Table 1.
A summary of lncRNAs that regulate gene expression in AML and their roles in leukemia cells.
| LncRNA | Putative role | Function in AML cells | Mechanism of action | References |
|---|---|---|---|---|
| HOTAIRM1 | Tumor suppressor | Regulates myeloid maturation, cell cycle, and autophagy | Activates proximal HOXA and CD11b/CD18/CD11c expression and represses CD49d; sponges miR-20a/miR-106b/miR-125b | (46–49) |
| HOXA-AS2 | Oncogenic | Mediates resistance to apoptosis and Adriamycin | Sponges miR-520c-3p, thereby increasing S100A4 | (50, 51) |
| HOTAIR | Oncogenic | Promotes leukemic phenotypes by modulating c-KIT and p15 | Sponges miR-193a away from c-KIT and epigenetically silences p15, perhaps via PRC2 or LSD1? | (52, 53) |
| CCAT1 | Oncogenic | Inhibits myeloid maturation and promotes proliferation | Sponges miR-155 away from c-MYC | (54) |
| UCA1 | Oncogenic | Promotes chemoresistance, glycolysis, and proliferation; activated by CEBPα-p30 | Sponges miR-125a away from HK2, and miR-126 from RAC1; translationally represses p27! | (55–57) |
| PU.1-AS | Oncogenic* | Negatively regulates PU.1 expression | Interferes with PU.1 translation by binding eIF4A | (58) |
| IRAIN | Tumor suppressor° | Regulates expression of IGF1R in cis | Mediates enhancer looping to IGF1R promoter | (59) |
| PVT1 | Oncogenic | Regulates expression of MYC in cis; promotes proliferation and survival | Alternate TSS are enhancers that loop to MYC!; promoter acts as a DNA boundary element? | (60–62) |
| RUNXOR | Oncogenic° | Upregulated in AML blasts and after Ara-C treatment!; likely regulates RUNX1 | Interacts with chromatin to form intra/interchromosomal loops, and with RUNX1 and EZH2 | (63) |
| GAS6-AS2 | Oncogenic | Mediates resistance to cytarabine (Ara-C) | Positively regulates GAS1 and AXL expression in the latter case via promoter methylation by DNMT! | (64) |
| TUG1 | Oncogenic | Confers Adriamycin resistance | Epigenetically silences miR-34a via EZH2-dependent deposition of H3K27me3 at the promoter | (65) |
| MIR100HG/MONC | Oncogenic | Required for maintenance and self-renewal of AMKL | Enhances erythroid progenitors | (66) |
| LINC-223 | Tumor suppressor | Promotes monocytic differentiation | Acts as a decoy against oncogenic miR-125 family members | (67) |
| ANRIL | Oncogenic | Maintains AML cell survival/proliferation and regulates glucose metabolism | Activates ADIPOR1/AMPK/SIRT1 expression | (68) |
| NEAT1 | Tumor suppressor | Decreases proliferation and increases apoptosis | May act as a ceRNA on the miR-23a-3p/SMC1A axis | (69) |
| H19 | Oncogenic | Behaves like an oncogenic lncRNA; may be involved in telomerase activity | May act as a ceRNA on miR-19/ID2; mediates hTERT2/hTR interaction | (70–72) |
| CASC15 | Oncogenic* | Promotes myeloid over B-cell development≠ | May positively regulate SOX4 transcription via YY1? | (73) |
| CCDC26 | Tumor suppressor* | May regulate cellular response to starvation! | May negatively regulate c-KIT! | (74) |
| MEG3 | Tumor suppressor | Acts as a tumor suppressor, is regulated by WT1/TET2 | Activates p53, downregulates DNMT3A through MDM2/RB1 | (75) |
| WT1-AS | Tumor suppressor* | Mediates WT1 induction under hypoxic conditions | Regulates WT1 expression in cis | (76) |
The order corresponds to their sequence of appearance in the manuscript.

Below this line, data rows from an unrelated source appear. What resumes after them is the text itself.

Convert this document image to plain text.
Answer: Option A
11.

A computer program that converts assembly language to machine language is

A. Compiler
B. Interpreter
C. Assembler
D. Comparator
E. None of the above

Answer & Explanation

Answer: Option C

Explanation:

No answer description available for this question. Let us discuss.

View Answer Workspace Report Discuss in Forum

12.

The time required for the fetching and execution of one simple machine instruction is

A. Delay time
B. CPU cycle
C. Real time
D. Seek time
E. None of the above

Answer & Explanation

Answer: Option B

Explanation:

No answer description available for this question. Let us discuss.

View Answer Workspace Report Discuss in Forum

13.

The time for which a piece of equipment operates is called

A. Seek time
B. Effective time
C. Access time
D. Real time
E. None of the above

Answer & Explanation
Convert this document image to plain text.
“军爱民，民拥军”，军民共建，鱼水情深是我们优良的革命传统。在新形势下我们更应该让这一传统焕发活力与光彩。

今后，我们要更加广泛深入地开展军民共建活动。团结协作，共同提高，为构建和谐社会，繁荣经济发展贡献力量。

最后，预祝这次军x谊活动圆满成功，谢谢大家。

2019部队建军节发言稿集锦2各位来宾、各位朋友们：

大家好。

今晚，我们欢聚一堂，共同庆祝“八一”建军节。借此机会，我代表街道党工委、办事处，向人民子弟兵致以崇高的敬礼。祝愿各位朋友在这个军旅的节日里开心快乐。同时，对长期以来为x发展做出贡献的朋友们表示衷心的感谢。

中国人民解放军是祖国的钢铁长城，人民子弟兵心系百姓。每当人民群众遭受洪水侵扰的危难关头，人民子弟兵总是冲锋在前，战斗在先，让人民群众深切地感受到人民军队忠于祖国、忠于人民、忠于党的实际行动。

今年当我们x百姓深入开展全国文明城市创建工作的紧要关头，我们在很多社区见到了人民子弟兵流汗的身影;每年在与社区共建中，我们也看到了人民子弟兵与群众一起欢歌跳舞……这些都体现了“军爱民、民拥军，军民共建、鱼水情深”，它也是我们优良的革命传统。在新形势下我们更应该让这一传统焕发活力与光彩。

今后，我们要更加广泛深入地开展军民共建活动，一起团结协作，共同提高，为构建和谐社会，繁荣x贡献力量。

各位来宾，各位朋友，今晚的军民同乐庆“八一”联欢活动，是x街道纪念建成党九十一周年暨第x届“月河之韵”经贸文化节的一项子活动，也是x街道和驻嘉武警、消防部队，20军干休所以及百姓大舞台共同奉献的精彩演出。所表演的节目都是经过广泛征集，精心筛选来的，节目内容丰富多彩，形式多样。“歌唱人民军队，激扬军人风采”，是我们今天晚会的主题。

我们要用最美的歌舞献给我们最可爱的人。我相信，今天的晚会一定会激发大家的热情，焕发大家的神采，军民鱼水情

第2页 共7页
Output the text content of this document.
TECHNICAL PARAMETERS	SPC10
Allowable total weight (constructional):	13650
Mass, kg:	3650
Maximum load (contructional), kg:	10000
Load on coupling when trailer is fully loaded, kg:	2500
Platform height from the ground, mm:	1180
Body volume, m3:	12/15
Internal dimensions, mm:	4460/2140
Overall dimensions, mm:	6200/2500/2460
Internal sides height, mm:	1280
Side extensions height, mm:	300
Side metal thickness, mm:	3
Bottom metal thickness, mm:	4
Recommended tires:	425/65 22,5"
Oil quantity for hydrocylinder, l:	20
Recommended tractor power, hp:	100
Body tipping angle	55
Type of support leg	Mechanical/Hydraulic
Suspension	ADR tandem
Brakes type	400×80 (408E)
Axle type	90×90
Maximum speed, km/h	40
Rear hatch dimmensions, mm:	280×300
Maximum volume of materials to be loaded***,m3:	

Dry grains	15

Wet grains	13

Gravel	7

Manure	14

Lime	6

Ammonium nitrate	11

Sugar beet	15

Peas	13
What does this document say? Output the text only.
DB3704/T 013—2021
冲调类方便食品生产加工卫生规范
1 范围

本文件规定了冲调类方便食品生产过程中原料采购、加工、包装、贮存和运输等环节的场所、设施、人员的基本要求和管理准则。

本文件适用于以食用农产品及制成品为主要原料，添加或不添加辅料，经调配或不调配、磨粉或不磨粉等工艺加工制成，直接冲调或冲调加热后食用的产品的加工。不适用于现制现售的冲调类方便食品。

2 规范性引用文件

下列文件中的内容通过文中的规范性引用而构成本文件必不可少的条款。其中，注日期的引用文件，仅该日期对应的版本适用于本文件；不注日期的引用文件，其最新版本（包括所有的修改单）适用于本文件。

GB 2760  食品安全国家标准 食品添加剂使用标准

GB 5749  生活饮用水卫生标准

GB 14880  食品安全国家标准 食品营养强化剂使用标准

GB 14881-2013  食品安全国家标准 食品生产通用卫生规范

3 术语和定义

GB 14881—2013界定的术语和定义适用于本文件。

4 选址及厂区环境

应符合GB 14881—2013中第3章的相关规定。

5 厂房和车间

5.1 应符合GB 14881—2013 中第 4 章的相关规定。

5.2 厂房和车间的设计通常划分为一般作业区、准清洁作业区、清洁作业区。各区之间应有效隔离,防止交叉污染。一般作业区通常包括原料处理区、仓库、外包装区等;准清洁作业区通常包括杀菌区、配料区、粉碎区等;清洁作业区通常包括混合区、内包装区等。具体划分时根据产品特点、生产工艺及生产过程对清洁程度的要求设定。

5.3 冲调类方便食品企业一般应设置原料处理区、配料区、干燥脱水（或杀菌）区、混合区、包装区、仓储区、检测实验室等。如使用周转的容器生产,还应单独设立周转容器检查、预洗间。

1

The lncRNAs are grouped according to their mechanisms of action, with different groups separated by double lines in the table.
?
Mechanism described in other tumor contexts; remains to be confirmed in AML.
!
Mechanism described in K562 cells (chronic myeloid leukemia, CML); implicated in AML.
*
Speculation based on the regulation of coding genes; cellular phenotype not yet characterized.
°
Speculation based on expression levels in patient samples; cellular phenotype not yet characterized.
≠
Experiment conducted in the murine system; remains to be validated in human cells.